Passwordless and passkeys in CIAM
Passwordless authentication removes the shared secret that causes most account takeovers. Passkeys are the strongest mainstream form of it, and CIAM vendors now compete on how well they support them.
The passwordless spectrum
Not all passwordless is equal:
- Magic links and email OTP: convenient, but only as secure as the email account, and phishable.
- SMS OTP: widely used, weak. Vulnerable to SIM swap and interception.
- Authenticator app TOTP: stronger, but still a code a user can be tricked into typing.
- Passkeys (FIDO2 / WebAuthn): a cryptographic key pair bound to the device and the site. Nothing phishable is ever typed or sent.
What makes passkeys different
A passkey is a private key stored on the user’s device (phone, laptop, or hardware key) and unlocked with a biometric or PIN. The site only ever sees a public key. Because the credential is bound to the domain, a phishing site cannot use it. Synced passkeys (via iCloud Keychain, Google Password Manager, or a password manager) solve the old problem of losing the credential with the device.
What to ask a CIAM vendor
- Do you support synced and device-bound passkeys, and autofill (conditional UI)?
- Can passkeys be the primary factor, not just a second factor?
- How do you handle account recovery when a user has only a passkey?
- What is the fallback for users on unsupported browsers?
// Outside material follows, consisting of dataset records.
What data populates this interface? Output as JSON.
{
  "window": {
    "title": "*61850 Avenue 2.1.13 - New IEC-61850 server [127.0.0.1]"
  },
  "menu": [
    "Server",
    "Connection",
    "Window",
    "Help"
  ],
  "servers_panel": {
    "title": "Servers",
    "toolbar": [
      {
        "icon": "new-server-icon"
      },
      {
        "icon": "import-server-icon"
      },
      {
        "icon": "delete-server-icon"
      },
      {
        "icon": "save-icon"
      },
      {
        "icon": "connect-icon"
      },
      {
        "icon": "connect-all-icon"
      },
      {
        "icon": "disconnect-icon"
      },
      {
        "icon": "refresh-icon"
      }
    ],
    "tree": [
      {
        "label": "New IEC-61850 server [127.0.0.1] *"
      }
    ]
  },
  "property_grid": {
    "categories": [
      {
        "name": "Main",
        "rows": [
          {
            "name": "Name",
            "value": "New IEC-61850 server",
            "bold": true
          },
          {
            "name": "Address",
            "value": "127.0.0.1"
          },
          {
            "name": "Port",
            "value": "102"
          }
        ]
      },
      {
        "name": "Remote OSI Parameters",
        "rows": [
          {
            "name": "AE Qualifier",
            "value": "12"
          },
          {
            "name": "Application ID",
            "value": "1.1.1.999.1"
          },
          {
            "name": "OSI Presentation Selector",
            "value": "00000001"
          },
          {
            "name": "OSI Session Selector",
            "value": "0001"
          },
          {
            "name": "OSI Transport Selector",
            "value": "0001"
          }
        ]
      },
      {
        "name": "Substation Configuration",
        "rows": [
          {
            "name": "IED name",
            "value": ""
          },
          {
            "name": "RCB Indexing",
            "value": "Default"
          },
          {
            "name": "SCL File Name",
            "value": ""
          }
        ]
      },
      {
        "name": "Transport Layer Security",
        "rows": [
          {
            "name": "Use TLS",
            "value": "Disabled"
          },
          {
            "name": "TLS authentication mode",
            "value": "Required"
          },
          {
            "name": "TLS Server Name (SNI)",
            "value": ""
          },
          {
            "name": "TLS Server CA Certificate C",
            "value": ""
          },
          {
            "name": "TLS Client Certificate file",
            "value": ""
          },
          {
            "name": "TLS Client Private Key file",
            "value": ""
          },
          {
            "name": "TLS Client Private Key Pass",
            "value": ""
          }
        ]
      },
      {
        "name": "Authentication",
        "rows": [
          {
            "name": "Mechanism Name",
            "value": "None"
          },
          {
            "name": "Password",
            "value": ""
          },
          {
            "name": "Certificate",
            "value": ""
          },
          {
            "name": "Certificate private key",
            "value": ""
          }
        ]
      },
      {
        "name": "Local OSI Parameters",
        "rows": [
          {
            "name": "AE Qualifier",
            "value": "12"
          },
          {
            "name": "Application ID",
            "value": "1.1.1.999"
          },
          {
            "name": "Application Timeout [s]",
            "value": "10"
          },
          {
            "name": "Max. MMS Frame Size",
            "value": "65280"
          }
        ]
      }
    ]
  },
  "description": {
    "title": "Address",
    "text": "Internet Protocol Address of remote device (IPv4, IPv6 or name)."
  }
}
- Is passkey support gated to a higher pricing tier? (It often is.) See the pricing guide.
Why it matters for buyers
Passkeys cut support cost (fewer resets), reduce fraud, and lift conversion once enrolled. The gap between vendors is no longer “do they support it” but how complete the recovery and fallback story is. A demo that skips recovery is hiding the hard part.